Burnout ou gestão ruim? A diferença importa

O burnout se tornou um tema recorrente nas empresas. E com razão: a Organização Mundial da Saúde o classificou oficialmente como um fenômeno ocupacional. Mas existe um problema na forma como muitas empresas lidam com o tema: tratam burnout como um problema individual do colaborador, quando na maioria dos casos é consequência de falhas na gestão.

A diferença é fundamental. Se o burnout é visto como problema individual, a solução é mandar o colaborador para terapia, oferecer dia de folga ou programa de mindfulness. Se é reconhecido como problema de gestão, a solução passa por mudar as condições que causam o esgotamento.

Sinais de que o problema é a gestão

Se vários membros da mesma equipe apresentam sinais de esgotamento, o problema provavelmente não é individual.

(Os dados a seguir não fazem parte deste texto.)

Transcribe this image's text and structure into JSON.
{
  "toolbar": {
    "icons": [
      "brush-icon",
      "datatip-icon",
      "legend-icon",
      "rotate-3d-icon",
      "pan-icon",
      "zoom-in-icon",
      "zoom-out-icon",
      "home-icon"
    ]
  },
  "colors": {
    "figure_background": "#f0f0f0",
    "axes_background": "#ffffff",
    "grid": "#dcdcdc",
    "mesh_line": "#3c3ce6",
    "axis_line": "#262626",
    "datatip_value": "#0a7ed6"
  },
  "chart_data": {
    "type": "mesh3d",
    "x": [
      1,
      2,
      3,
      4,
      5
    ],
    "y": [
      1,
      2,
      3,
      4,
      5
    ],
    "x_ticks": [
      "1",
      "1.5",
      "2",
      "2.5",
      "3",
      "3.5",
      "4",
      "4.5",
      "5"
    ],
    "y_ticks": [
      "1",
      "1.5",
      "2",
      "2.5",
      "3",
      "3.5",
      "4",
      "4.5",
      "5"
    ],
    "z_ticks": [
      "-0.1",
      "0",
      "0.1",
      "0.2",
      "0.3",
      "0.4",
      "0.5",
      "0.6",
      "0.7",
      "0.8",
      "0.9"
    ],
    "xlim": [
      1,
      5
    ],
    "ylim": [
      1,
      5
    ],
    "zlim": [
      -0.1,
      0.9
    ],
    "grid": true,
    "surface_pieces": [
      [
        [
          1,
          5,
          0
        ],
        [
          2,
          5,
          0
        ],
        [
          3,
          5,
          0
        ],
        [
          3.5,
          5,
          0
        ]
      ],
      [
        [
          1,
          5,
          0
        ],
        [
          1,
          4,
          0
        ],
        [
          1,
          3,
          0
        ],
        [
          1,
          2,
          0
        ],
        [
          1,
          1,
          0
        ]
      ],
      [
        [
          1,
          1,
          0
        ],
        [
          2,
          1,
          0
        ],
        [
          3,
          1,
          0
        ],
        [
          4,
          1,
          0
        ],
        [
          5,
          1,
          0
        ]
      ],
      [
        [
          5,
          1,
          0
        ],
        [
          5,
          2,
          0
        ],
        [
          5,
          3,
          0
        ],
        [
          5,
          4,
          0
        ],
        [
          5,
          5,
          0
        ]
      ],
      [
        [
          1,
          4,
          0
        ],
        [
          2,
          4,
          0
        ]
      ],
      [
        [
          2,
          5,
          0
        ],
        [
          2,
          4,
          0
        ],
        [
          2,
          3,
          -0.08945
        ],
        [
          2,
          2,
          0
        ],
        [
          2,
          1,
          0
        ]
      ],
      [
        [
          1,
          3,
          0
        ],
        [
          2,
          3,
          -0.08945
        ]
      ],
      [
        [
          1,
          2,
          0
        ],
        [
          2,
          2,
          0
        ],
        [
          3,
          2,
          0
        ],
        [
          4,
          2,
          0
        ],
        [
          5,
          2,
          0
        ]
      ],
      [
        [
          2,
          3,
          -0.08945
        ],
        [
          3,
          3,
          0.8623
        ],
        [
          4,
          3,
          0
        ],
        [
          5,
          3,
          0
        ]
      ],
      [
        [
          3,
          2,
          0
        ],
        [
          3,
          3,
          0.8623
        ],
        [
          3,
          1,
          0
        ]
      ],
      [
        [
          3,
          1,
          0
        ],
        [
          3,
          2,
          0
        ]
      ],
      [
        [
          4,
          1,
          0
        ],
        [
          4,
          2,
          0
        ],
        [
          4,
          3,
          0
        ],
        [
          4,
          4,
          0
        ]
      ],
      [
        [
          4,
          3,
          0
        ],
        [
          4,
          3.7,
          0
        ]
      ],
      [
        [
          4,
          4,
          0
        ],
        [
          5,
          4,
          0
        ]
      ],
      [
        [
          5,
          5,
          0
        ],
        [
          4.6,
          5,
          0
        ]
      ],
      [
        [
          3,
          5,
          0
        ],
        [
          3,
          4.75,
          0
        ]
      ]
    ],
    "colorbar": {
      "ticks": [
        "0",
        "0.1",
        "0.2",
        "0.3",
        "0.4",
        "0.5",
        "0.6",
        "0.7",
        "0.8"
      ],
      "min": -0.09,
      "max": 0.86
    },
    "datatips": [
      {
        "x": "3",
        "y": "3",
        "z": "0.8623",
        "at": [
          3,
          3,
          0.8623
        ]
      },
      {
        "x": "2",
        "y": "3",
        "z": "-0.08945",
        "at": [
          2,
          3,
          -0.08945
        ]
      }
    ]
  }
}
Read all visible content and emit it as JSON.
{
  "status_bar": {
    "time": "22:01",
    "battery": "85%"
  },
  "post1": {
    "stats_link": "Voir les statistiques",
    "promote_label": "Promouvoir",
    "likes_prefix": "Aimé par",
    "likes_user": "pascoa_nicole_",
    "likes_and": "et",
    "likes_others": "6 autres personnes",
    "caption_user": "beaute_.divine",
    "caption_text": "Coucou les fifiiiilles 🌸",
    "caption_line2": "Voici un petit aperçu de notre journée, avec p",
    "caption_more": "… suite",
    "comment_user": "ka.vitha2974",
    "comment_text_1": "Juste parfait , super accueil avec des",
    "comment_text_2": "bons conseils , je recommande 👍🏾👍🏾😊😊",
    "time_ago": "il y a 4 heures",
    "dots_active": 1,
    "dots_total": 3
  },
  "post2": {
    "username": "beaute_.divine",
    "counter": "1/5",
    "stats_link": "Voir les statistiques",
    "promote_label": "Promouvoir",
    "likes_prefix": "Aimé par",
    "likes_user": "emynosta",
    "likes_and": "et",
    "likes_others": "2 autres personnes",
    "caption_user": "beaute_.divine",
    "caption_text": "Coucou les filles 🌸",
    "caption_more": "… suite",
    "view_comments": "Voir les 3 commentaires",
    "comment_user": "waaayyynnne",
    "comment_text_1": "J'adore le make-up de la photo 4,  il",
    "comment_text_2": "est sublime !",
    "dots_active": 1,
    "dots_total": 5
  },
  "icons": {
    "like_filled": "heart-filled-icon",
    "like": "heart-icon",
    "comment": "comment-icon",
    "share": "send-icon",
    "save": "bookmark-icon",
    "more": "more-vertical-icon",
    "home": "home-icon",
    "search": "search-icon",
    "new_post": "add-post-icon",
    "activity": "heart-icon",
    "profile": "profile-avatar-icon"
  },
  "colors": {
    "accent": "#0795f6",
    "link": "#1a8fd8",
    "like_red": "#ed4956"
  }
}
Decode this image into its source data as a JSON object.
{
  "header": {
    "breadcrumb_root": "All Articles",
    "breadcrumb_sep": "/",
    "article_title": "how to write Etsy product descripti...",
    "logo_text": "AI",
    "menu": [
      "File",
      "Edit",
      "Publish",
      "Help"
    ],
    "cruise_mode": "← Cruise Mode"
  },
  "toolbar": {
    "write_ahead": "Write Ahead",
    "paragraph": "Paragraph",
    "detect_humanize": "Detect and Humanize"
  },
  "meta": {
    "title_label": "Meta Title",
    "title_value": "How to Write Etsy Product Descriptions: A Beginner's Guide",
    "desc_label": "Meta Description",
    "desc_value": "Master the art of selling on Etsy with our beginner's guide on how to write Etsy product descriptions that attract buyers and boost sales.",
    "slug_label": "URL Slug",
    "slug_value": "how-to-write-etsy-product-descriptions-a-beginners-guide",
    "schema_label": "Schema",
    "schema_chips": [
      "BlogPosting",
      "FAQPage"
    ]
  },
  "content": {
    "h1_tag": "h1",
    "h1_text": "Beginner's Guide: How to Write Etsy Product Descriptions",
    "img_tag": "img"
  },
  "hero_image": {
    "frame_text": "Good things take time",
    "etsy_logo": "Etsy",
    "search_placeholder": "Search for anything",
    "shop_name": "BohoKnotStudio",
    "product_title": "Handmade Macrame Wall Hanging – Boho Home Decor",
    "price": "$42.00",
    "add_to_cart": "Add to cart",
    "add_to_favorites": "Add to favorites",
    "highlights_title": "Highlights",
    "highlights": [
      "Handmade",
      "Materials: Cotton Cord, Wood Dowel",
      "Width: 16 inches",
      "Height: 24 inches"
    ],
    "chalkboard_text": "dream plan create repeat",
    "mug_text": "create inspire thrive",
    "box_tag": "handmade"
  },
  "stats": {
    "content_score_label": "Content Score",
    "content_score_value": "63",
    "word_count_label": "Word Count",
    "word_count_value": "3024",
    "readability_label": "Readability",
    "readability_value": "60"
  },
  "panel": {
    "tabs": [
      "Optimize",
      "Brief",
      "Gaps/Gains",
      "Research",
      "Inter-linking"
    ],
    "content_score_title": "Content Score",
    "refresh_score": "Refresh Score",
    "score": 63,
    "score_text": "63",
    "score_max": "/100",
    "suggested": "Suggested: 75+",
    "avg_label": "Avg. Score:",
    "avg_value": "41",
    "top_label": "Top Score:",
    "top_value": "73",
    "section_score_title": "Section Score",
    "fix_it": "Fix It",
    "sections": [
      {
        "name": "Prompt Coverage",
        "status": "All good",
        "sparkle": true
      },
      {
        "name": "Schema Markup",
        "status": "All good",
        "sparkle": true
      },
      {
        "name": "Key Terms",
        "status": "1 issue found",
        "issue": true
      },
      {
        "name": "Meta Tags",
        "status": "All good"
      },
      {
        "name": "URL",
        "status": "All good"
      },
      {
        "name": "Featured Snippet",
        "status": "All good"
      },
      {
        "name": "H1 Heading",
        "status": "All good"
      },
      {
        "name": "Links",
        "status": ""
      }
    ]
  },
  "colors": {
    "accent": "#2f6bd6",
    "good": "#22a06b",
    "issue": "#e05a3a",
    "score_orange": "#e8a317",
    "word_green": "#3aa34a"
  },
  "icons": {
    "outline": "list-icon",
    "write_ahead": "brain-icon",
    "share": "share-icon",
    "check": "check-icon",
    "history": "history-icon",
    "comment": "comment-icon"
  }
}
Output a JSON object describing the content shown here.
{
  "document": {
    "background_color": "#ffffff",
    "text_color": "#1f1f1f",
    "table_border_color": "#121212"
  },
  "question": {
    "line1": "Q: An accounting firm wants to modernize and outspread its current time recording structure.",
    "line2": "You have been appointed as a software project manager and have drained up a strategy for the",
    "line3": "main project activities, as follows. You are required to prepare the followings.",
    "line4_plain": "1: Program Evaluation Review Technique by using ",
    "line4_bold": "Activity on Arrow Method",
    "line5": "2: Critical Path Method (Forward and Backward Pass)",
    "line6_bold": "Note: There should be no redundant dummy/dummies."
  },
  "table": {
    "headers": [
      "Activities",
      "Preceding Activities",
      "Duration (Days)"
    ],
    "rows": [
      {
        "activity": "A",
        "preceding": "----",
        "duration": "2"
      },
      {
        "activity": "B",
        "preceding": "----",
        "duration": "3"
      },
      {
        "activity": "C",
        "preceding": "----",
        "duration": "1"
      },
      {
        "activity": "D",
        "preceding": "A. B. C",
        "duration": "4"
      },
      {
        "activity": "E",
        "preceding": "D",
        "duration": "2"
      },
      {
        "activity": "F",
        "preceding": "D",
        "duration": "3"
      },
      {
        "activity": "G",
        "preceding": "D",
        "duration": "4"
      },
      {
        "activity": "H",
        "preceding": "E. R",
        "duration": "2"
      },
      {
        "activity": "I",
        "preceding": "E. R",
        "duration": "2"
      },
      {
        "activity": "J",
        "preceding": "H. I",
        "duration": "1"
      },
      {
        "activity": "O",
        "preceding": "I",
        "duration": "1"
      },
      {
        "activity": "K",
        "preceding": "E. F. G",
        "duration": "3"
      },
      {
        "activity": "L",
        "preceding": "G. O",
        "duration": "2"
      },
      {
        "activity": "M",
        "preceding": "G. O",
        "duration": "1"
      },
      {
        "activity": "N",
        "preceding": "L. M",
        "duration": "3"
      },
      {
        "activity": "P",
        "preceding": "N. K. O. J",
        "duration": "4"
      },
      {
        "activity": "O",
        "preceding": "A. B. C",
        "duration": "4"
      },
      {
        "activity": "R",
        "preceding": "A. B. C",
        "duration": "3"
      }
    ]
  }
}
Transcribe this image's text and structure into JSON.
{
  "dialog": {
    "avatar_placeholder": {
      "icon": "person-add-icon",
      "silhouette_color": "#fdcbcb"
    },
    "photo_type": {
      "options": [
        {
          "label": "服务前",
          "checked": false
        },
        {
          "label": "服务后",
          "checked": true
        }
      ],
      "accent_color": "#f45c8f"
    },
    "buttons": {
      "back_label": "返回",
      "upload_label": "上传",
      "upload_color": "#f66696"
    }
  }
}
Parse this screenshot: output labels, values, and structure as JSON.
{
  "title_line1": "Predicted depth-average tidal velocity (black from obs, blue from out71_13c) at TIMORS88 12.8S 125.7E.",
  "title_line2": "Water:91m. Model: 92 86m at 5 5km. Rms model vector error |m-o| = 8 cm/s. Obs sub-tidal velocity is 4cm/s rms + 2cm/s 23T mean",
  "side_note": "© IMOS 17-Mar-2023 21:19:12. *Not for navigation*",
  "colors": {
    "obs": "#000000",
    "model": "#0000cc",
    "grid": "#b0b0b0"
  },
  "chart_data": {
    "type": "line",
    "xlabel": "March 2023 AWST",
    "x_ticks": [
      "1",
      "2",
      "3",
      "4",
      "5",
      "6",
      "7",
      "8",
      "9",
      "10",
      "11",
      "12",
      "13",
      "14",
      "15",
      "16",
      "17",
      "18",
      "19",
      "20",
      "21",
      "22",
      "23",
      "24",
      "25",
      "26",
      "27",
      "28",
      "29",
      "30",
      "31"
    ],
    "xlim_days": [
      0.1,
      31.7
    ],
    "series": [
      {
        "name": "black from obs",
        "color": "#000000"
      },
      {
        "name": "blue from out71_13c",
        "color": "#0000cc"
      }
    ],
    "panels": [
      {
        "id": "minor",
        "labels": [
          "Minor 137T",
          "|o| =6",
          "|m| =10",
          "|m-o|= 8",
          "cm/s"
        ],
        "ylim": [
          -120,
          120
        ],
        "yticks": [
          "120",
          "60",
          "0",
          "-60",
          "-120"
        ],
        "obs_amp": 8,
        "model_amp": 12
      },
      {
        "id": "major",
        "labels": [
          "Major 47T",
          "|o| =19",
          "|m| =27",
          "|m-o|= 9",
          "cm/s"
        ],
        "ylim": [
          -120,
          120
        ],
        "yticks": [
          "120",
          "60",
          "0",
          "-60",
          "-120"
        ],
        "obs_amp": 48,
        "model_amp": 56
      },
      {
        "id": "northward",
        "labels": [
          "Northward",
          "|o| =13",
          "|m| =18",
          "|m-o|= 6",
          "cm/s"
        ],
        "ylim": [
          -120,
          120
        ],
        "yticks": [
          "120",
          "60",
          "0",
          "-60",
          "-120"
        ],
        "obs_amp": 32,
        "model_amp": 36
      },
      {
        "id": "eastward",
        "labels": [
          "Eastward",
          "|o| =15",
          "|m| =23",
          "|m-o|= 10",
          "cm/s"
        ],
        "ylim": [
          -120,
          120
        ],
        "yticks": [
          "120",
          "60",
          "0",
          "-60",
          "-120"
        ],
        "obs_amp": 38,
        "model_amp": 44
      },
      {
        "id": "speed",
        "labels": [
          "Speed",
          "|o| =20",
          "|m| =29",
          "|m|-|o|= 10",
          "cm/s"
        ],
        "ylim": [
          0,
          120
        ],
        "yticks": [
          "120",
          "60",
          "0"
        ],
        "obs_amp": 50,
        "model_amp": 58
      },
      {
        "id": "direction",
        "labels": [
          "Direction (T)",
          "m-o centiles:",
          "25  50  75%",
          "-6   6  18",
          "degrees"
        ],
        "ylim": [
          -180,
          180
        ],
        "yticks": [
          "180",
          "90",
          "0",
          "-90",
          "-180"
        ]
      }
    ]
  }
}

Carga de trabalho mal distribuída, prazos irrealistas definidos sem consulta ao time, falta de autonomia, microgerenciamento e ausência de reconhecimento são fatores de gestão que levam ao burnout.

Um gestor que não sabe quanto trabalho sua equipe tem, que não acompanha horas extras, que não percebe quando um colaborador está sobrecarregado, não está gerenciando. Está delegando e cobrando resultados sem responsabilidade pelo processo.

O papel dos dados na identificação do problema

Dados de RH podem revelar padrões antes que eles se tornem crises. Aumento progressivo de horas extras em uma equipe específica, crescimento do absenteísmo, queda nos indicadores de engajamento, aumento de pedidos de demissão concentrados em um departamento. Quando cruzados, esses dados contam uma história clara sobre onde estão os problemas de gestão.

Plataformas como o SAP SuccessFactors permitem monitorar esses indicadores de forma contínua e alertar quando padrões preocupantes emergem. People Analytics não substitui a conversa entre gestor e colaborador, mas fornece evidências que tornam essa conversa mais produtiva.

Prevenir é mais barato que remediar

O custo de um burnout para a empresa vai além do afastamento do colaborador. Inclui perda de produtividade, impacto na equipe, custos de substituição e potencial dano à reputação como empregador. Investir em gestão de qualidade, com ferramentas que dão visibilidade sobre a saúde das equipes, é significativamente mais barato do que lidar com as consequências.

Antes de diagnosticar burnout, avalie se o diagnóstico correto não é má gestão. A solução para os dois problemas é diferente, e tratar o errado só agrava a situação.